The licensed practical nurse (LPN) enters a client's room and finds the client lying on the bathroom floor. The LPN calls the registered nurse, who checks the client thoroughly and then assists the client back into bed. The LPN completes an incident report, and the nursing supervisor and primary healthcare provider (PHCP) are notified of the incident. Which is the next nursing action regarding the incident? A. Place the incident report in the client's chart. B. Make a copy of the incident report for the PHCP. C. Document a complete entry and the client's record concerning the incident. D. Document in the client's record that an incident report has been completed.

C

A Hispanic American mother brings her child to the clinic for examination. Which is the most important when gathering data about the child? A. Avoiding eye contact B. Using body language only C. Avoiding speaking to the child D. Touching the child during the examination

D

A client has died, and the nurse asked a family member about the funeral arrangements. The family member refuses to discuss the issue. Which is the appropriate nursing action? A. Show acceptance of feelings. B. Provide information needed for decision-making. C. Suggest a referral to a mental health professional. D. Remain with a family member without discussing funeral arrangements.

D

The nurse is assigned to care for for clients. When planning client rounds, which client should the nurse check first? A. A client in skeletal traction B. A client who is dependent on a ventilator C. A post operative client preparing for discharge D. A client admitted during the previous shift with a diagnosis of gastroenteritis

B

The nurse is assisting with collecting data from an African-American client admitted to the ambulatory care unit who is scheduled for a hernia repair. Which information about the client is the lowest priority during the data collection? A. Respiratory B. Psychosocial C. Neurological D. Cardiovascular

B

The nurse enters a client's room and notes that the client's lawyer is present and that the client is preparing a living will. The living will requires that the client's signature be witnessed, and the client asked the nurse to witness the signature. Which is the appropriate nursing action? A. Decline to sign the will. B. Sign the will as a witness to the signature only.
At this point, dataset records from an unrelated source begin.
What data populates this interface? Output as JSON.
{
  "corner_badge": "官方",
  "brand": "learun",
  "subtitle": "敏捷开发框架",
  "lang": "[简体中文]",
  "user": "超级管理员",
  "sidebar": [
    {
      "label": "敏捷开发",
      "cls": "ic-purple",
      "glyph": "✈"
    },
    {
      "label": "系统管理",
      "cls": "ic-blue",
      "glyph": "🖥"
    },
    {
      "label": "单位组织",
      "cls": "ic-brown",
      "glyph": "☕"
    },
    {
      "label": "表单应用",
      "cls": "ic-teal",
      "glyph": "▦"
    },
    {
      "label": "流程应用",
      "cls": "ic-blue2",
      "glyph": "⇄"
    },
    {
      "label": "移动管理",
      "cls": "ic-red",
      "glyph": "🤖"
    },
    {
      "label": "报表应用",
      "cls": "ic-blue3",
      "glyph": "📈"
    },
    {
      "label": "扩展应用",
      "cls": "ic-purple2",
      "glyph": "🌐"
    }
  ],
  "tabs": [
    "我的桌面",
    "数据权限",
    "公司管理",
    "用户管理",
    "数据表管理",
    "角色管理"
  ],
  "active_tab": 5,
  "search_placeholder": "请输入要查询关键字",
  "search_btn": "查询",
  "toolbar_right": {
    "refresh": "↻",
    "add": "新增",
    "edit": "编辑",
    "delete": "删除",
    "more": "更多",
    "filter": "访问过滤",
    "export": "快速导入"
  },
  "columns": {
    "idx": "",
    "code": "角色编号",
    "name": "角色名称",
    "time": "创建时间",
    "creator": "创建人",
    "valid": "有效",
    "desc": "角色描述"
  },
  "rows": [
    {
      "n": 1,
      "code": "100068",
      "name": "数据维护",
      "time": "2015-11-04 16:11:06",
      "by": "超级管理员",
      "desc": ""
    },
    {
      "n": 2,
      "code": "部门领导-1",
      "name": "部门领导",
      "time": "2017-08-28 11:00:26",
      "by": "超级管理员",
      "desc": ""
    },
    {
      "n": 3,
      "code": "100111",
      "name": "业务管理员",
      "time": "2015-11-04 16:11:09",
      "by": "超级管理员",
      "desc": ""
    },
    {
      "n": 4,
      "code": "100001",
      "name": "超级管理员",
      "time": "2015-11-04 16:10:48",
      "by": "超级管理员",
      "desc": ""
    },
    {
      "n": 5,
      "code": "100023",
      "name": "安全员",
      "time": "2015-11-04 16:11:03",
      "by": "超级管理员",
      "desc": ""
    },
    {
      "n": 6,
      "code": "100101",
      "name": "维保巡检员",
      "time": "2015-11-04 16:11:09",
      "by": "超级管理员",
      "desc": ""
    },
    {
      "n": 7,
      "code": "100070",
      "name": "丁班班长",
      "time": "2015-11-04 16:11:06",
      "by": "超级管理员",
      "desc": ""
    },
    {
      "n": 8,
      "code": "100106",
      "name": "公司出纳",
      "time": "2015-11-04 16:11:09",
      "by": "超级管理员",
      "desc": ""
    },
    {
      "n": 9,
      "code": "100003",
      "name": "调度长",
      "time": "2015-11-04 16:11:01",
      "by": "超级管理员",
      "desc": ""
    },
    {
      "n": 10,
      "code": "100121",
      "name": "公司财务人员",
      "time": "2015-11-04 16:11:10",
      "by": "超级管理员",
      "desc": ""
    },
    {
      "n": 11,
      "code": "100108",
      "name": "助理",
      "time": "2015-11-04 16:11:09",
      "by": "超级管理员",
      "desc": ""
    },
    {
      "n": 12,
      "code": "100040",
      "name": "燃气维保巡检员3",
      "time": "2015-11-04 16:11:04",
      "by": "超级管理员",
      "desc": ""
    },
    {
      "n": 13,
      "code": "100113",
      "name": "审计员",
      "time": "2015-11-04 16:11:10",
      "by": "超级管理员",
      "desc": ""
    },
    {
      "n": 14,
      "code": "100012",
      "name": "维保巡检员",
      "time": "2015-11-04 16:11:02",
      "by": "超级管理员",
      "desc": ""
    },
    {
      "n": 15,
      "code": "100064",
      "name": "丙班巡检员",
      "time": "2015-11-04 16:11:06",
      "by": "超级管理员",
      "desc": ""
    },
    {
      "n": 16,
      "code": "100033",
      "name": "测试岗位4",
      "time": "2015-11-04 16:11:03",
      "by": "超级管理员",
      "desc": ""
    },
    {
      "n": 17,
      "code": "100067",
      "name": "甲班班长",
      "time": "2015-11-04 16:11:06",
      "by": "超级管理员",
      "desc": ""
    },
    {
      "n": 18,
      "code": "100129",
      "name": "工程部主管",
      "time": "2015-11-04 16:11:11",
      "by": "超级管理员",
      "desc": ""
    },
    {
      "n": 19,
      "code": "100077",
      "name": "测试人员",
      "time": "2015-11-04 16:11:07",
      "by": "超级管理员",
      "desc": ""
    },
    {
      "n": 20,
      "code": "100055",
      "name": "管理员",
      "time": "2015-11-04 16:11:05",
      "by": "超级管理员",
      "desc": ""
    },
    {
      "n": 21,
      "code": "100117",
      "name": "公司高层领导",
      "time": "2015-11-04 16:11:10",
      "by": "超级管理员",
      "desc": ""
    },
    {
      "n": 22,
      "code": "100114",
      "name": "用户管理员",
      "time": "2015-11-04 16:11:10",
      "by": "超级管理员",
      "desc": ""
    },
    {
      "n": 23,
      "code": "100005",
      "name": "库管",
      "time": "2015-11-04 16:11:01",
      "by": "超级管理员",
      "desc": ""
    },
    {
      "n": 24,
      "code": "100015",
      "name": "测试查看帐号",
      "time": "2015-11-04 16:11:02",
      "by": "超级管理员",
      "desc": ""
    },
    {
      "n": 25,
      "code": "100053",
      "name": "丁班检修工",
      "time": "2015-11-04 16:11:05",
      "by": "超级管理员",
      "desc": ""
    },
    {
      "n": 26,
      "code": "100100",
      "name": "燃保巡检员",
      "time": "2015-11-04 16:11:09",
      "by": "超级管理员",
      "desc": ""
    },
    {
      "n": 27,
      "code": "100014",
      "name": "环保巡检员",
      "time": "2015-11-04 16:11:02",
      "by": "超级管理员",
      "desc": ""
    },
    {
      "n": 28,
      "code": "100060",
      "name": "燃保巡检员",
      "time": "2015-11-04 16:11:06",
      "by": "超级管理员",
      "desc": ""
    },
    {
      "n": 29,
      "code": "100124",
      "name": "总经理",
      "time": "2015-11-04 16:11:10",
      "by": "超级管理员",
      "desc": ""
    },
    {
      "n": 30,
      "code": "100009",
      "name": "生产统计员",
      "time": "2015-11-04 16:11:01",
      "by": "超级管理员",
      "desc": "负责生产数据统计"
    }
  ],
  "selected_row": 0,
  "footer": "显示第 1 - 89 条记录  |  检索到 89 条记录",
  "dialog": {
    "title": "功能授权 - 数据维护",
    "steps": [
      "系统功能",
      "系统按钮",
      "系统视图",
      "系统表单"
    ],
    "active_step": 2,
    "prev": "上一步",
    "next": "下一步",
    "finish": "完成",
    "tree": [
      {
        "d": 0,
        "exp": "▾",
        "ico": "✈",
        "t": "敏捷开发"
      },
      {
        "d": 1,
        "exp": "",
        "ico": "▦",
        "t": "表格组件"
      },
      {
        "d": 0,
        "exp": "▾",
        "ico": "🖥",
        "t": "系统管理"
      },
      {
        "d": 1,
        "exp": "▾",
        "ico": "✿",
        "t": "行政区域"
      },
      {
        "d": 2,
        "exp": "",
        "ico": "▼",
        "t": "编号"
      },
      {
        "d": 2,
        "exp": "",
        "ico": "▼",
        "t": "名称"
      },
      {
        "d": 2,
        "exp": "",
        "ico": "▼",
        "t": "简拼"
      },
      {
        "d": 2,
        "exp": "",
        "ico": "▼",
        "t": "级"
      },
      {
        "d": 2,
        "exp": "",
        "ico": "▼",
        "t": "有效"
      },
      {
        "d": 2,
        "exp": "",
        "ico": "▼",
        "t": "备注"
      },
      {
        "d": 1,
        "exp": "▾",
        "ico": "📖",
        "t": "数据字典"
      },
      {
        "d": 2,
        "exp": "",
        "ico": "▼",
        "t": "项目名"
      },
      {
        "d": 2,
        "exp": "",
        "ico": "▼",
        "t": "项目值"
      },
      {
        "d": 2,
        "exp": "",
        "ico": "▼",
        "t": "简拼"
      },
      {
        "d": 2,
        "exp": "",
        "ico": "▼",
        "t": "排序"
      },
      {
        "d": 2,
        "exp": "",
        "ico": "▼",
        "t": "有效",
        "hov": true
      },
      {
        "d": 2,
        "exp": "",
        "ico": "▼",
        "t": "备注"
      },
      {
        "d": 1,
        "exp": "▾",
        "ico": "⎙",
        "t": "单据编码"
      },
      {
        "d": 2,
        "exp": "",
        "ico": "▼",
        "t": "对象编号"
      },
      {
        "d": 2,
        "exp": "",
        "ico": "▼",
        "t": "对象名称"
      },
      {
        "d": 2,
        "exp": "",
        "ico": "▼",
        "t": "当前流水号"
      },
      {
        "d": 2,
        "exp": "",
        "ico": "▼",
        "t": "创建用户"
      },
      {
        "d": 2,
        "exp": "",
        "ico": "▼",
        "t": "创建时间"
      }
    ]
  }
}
C. Call the hospital lawyer before signing the will. D. Sign the will, clearly identifying credentials and employment agency.

A

The nurse is recording a nursing hands-off (end- of- shift) report for a client. Which information needs to be included? A. As needed medications given that shift B. Normal vital signs that have been normal since admission C. All of the tests and treatments the client has had since admission D. Total number of scheduled medications that the client received on that shift

A

A nursing student is asked to identify the practices and beliefs of the Amish society. Which should the student identify? (select all that apply) A. Many choose not to have health insurance. B. They believe that health is a gift from God. C. The authority of women is equal to that of men. D. They remain secluded and avoid helping others. E. They use both traditional and alternative healthcare, such as healers, herbs, and massage. F. Funerals are conducted in the home without a eulogy, flower decorations, or any other display. Caskets are plain and simple, without adornment.

A B E F

While preparing a client for surgery scheduled in one hour, the client states to the nurse, "I have change my mind. I don't want this surgery." What should the nurse do?

The nurse should further investigate the clients request and assess his or her concerns about not wanting the surgery. The surgeon should then be contacted so that they can discuss the consequences of not having the surgery with the client. The nurse should document the clients request and notification of PHCP to demonstrate complete critical thinking about the scenario. It is the client's right to refuse treatment.